Forgiving Our Parents — 13 Comments

  1. Glad to read this post and reflect on it. I have friends in their sixties who still talk about never having felt love from their parents yet they were very well cared for in so many ways. I never had so much as they were given, but either I felt loved more or else I did not feel the need for constant hugs, kisses, and being told, “I love you,” to feel loved. To compare the childhoods way back then to now when children are typically more doted on can make people feel likd they did miss out. I do feel sad for my friends who seem forever wounded in this manner. I do consider my “depression era” parents and their background as the reason I was never given much in the material sense.

  2. What an appropriate message.
    I won’t go into any details about being victimized, but I’ve moved on inspire of the trauma. It took me many years of counseling and prayers and I can say that it’s no longer an issue.
    I left it all at the cross and that’s what I would tell my entire family.
    The Lord has worked so many miracles in my life and I’m a completely transformed child of God.
    Thank you once again for posting pertinent messages so that it gives many people the chance to respond.
    For me,it’s like a declaration given by God.

    • I SO appreciate your comment, Sandra. (As I always do.) Praise God for His continued work in each of us!
      And thank you again for stopping by Today Can Be I always look forward to your comments, Sandra.

  3. Forgiveness, kindness and love are so important for healing in all relationships and especially with our parents and children, since we are parents to them. Nobody’s perfect except for Jesus, but when we depend on Him alone it’s amazing the difference it can make! Thanks Sheryl!✝️

  4. I really liked Kim’s response. Letting Jesus help was with our parents or our children can make a big difference. No matter what, prayers help in any situation.

    • Exactly! We can never go wrong when we let Jesus help us with our relationships, especially as a parent of as a child.
      Thank you, Sandra, for stopping by I always appreciate it.

  5. When I apologize to my now adult daughter about some of the parenting mistakes I made, the response is often met with humor. It may have been upsetting at that time, but now is looked upon with smiles.

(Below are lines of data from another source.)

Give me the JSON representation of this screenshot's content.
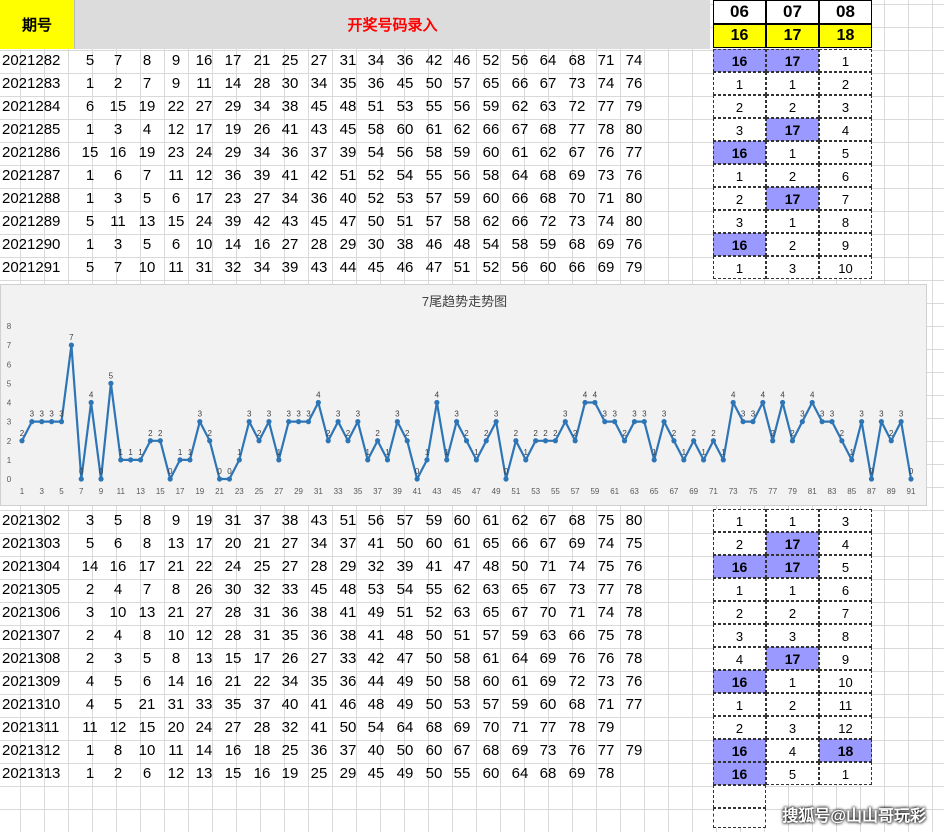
{
  "header": {
    "issue_label": "期号",
    "title": "开奖号码录入"
  },
  "count_columns": [
    {
      "label": "06",
      "value": "16"
    },
    {
      "label": "07",
      "value": "17"
    },
    {
      "label": "08",
      "value": "18"
    }
  ],
  "top_rows": [
    {
      "issue": "2021282",
      "nums": [
        "5",
        "7",
        "8",
        "9",
        "16",
        "17",
        "21",
        "25",
        "27",
        "31",
        "34",
        "36",
        "42",
        "46",
        "52",
        "56",
        "64",
        "68",
        "71",
        "74"
      ],
      "c": [
        "16",
        "17",
        "1"
      ]
    },
    {
      "issue": "2021283",
      "nums": [
        "1",
        "2",
        "7",
        "9",
        "11",
        "14",
        "28",
        "30",
        "34",
        "35",
        "36",
        "45",
        "50",
        "57",
        "65",
        "66",
        "67",
        "73",
        "74",
        "76"
      ],
      "c": [
        "1",
        "1",
        "2"
      ]
    },
    {
      "issue": "2021284",
      "nums": [
        "6",
        "15",
        "19",
        "22",
        "27",
        "29",
        "34",
        "38",
        "45",
        "48",
        "51",
        "53",
        "55",
        "56",
        "59",
        "62",
        "63",
        "72",
        "77",
        "79"
      ],
      "c": [
        "2",
        "2",
        "3"
      ]
    },
    {
      "issue": "2021285",
      "nums": [
        "1",
        "3",
        "4",
        "12",
        "17",
        "19",
        "26",
        "41",
        "43",
        "45",
        "58",
        "60",
        "61",
        "62",
        "66",
        "67",
        "68",
        "77",
        "78",
        "80"
      ],
      "c": [
        "3",
        "17",
        "4"
      ]
    },
    {
      "issue": "2021286",
      "nums": [
        "15",
        "16",
        "19",
        "23",
        "24",
        "29",
        "34",
        "36",
        "37",
        "39",
        "54",
        "56",
        "58",
        "59",
        "60",
        "61",
        "62",
        "67",
        "76",
        "77"
      ],
      "c": [
        "16",
        "1",
        "5"
      ]
    },
    {
      "issue": "2021287",
      "nums": [
        "1",
        "6",
        "7",
        "11",
        "12",
        "36",
        "39",
        "41",
        "42",
        "51",
        "52",
        "54",
        "55",
        "56",
        "58",
        "64",
        "68",
        "69",
        "73",
        "76"
      ],
      "c": [
        "1",
        "2",
        "6"
      ]
    },
    {
      "issue": "2021288",
      "nums": [
        "1",
        "3",
        "5",
        "6",
        "17",
        "23",
        "27",
        "34",
        "36",
        "40",
        "52",
        "53",
        "57",
        "59",
        "60",
        "66",
        "68",
        "70",
        "71",
        "80"
      ],
      "c": [
        "2",
        "17",
        "7"
      ]
    },
    {
      "issue": "2021289",
      "nums": [
        "5",
        "11",
        "13",
        "15",
        "24",
        "39",
        "42",
        "43",
        "45",
        "47",
        "50",
        "51",
        "57",
        "58",
        "62",
        "66",
        "72",
        "73",
        "74",
        "80"
      ],
      "c": [
        "3",
        "1",
        "8"
      ]
    },
    {
      "issue": "2021290",
      "nums": [
        "1",
        "3",
        "5",
        "6",
        "10",
        "14",
        "16",
        "27",
        "28",
        "29",
        "30",
        "38",
        "46",
        "48",
        "54",
        "58",
        "59",
        "68",
        "69",
        "76"
      ],
      "c": [
        "16",
        "2",
        "9"
      ]
    },
    {
      "issue": "2021291",
      "nums": [
        "5",
        "7",
        "10",
        "11",
        "31",
        "32",
        "34",
        "39",
        "43",
        "44",
        "45",
        "46",
        "47",
        "51",
        "52",
        "56",
        "60",
        "66",
        "69",
        "79"
      ],
      "c": [
        "1",
        "3",
        "10"
      ]
    }
  ],
  "bottom_rows": [
    {
      "issue": "2021302",
      "nums": [
        "3",
        "5",
        "8",
        "9",
        "19",
        "31",
        "37",
        "38",
        "43",
        "51",
        "56",
        "57",
        "59",
        "60",
        "61",
        "62",
        "67",
        "68",
        "75",
        "80"
      ],
      "c": [
        "1",
        "1",
        "3"
      ]
    },
    {
      "issue": "2021303",
      "nums": [
        "5",
        "6",
        "8",
        "13",
        "17",
        "20",
        "21",
        "27",
        "34",
        "37",
        "41",
        "50",
        "60",
        "61",
        "65",
        "66",
        "67",
        "69",
        "74",
        "75"
      ],
      "c": [
        "2",
        "17",
        "4"
      ]
    },
    {
      "issue": "2021304",
      "nums": [
        "14",
        "16",
        "17",
        "21",
        "22",
        "24",
        "25",
        "27",
        "28",
        "29",
        "32",
        "39",
        "41",
        "47",
        "48",
        "50",
        "71",
        "74",
        "75",
        "76"
      ],
      "c": [
        "16",
        "17",
        "5"
      ]
    },
    {
      "issue": "2021305",
      "nums": [
        "2",
        "4",
        "7",
        "8",
        "26",
        "30",
        "32",
        "33",
        "45",
        "48",
        "53",
        "54",
        "55",
        "62",
        "63",
        "65",
        "67",
        "73",
        "77",
        "78"
      ],
      "c": [
        "1",
        "1",
        "6"
      ]
    },
    {
      "issue": "2021306",
      "nums": [
        "3",
        "10",
        "13",
        "21",
        "27",
        "28",
        "31",
        "36",
        "38",
        "41",
        "49",
        "51",
        "52",
        "63",
        "65",
        "67",
        "70",
        "71",
        "74",
        "78"
      ],
      "c": [
        "2",
        "2",
        "7"
      ]
    },
    {
      "issue": "2021307",
      "nums": [
        "2",
        "4",
        "8",
        "10",
        "12",
        "28",
        "31",
        "35",
        "36",
        "38",
        "41",
        "48",
        "50",
        "51",
        "57",
        "59",
        "63",
        "66",
        "75",
        "78"
      ],
      "c": [
        "3",
        "3",
        "8"
      ]
    },
    {
      "issue": "2021308",
      "nums": [
        "2",
        "3",
        "5",
        "8",
        "13",
        "15",
        "17",
        "26",
        "27",
        "33",
        "42",
        "47",
        "50",
        "58",
        "61",
        "64",
        "69",
        "76",
        "76",
        "78"
      ],
      "c": [
        "4",
        "17",
        "9"
      ]
    },
    {
      "issue": "2021309",
      "nums": [
        "4",
        "5",
        "6",
        "14",
        "16",
        "21",
        "22",
        "34",
        "35",
        "36",
        "44",
        "49",
        "50",
        "58",
        "60",
        "61",
        "69",
        "72",
        "73",
        "76"
      ],
      "c": [
        "16",
        "1",
        "10"
      ]
    },
    {
      "issue": "2021310",
      "nums": [
        "4",
        "5",
        "21",
        "31",
        "33",
        "35",
        "37",
        "40",
        "41",
        "46",
        "48",
        "49",
        "50",
        "53",
        "57",
        "59",
        "60",
        "68",
        "71",
        "77"
      ],
      "c": [
        "1",
        "2",
        "11"
      ]
    },
    {
      "issue": "2021311",
      "nums": [
        "11",
        "12",
        "15",
        "20",
        "24",
        "27",
        "28",
        "32",
        "41",
        "50",
        "54",
        "64",
        "68",
        "69",
        "70",
        "71",
        "77",
        "78",
        "79"
      ],
      "c": [
        "2",
        "3",
        "12"
      ]
    },
    {
      "issue": "2021312",
      "nums": [
        "1",
        "8",
        "10",
        "11",
        "14",
        "16",
        "18",
        "25",
        "36",
        "37",
        "40",
        "50",
        "60",
        "67",
        "68",
        "69",
        "73",
        "76",
        "77",
        "79"
      ],
      "c": [
        "16",
        "4",
        "18"
      ]
    },
    {
      "issue": "2021313",
      "nums": [
        "1",
        "2",
        "6",
        "12",
        "13",
        "15",
        "16",
        "19",
        "25",
        "29",
        "45",
        "49",
        "50",
        "55",
        "60",
        "64",
        "68",
        "69",
        "78"
      ],
      "c": [
        "16",
        "5",
        "1"
      ]
    }
  ],
  "chart_data": {
    "type": "line",
    "title": "7尾趋势走势图",
    "ylim": [
      0,
      8
    ],
    "yticks": [
      0,
      1,
      2,
      3,
      4,
      5,
      6,
      7,
      8
    ],
    "x_tick_labels": [
      "1",
      "3",
      "5",
      "7",
      "9",
      "11",
      "13",
      "15",
      "17",
      "19",
      "21",
      "23",
      "25",
      "27",
      "29",
      "31",
      "33",
      "35",
      "37",
      "39",
      "41",
      "43",
      "45",
      "47",
      "49",
      "51",
      "53",
      "55",
      "57",
      "59",
      "61",
      "63",
      "65",
      "67",
      "69",
      "71",
      "73",
      "75",
      "77",
      "79",
      "81",
      "83",
      "85",
      "87",
      "89",
      "91"
    ],
    "x": [
      1,
      2,
      3,
      4,
      5,
      6,
      7,
      8,
      9,
      10,
      11,
      12,
      13,
      14,
      15,
      16,
      17,
      18,
      19,
      20,
      21,
      22,
      23,
      24,
      25,
      26,
      27,
      28,
      29,
      30,
      31,
      32,
      33,
      34,
      35,
      36,
      37,
      38,
      39,
      40,
      41,
      42,
      43,
      44,
      45,
      46,
      47,
      48,
      49,
      50,
      51,
      52,
      53,
      54,
      55,
      56,
      57,
      58,
      59,
      60,
      61,
      62,
      63,
      64,
      65,
      66,
      67,
      68,
      69,
      70,
      71,
      72,
      73,
      74,
      75,
      76,
      77,
      78,
      79,
      80,
      81,
      82,
      83,
      84,
      85,
      86,
      87,
      88,
      89,
      90,
      91
    ],
    "values": [
      2,
      3,
      3,
      3,
      3,
      7,
      0,
      4,
      0,
      5,
      1,
      1,
      1,
      2,
      2,
      0,
      1,
      1,
      3,
      2,
      0,
      0,
      1,
      3,
      2,
      3,
      1,
      3,
      3,
      3,
      4,
      2,
      3,
      2,
      3,
      1,
      2,
      1,
      3,
      2,
      0,
      1,
      4,
      1,
      3,
      2,
      1,
      2,
      3,
      0,
      2,
      1,
      2,
      2,
      2,
      3,
      2,
      4,
      4,
      3,
      3,
      2,
      3,
      3,
      1,
      3,
      2,
      1,
      2,
      1,
      2,
      1,
      4,
      3,
      3,
      4,
      2,
      4,
      2,
      3,
      4,
      3,
      3,
      2,
      1,
      3,
      0,
      3,
      2,
      3,
      0
    ],
    "line_color": "#2e75b6"
  },
  "watermark": "搜狐号@山山哥玩彩"
}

    As a parent, one thing I learned is that one is always moving into uncharted territory. We have never been there before. Just when we think we have figured out childhood, the pre-teen and then teen years come followed by young adult. It’s all new. Yes, we went through those years, but we were not parents. So, don’t feel so guilty if mistakes are made. Just learn from them.

    • Hello, Robert. I sense many heads nodding as we read your comment!
      Thank you for stopping by Today Can Be Different again, Robert. We love hearing from you.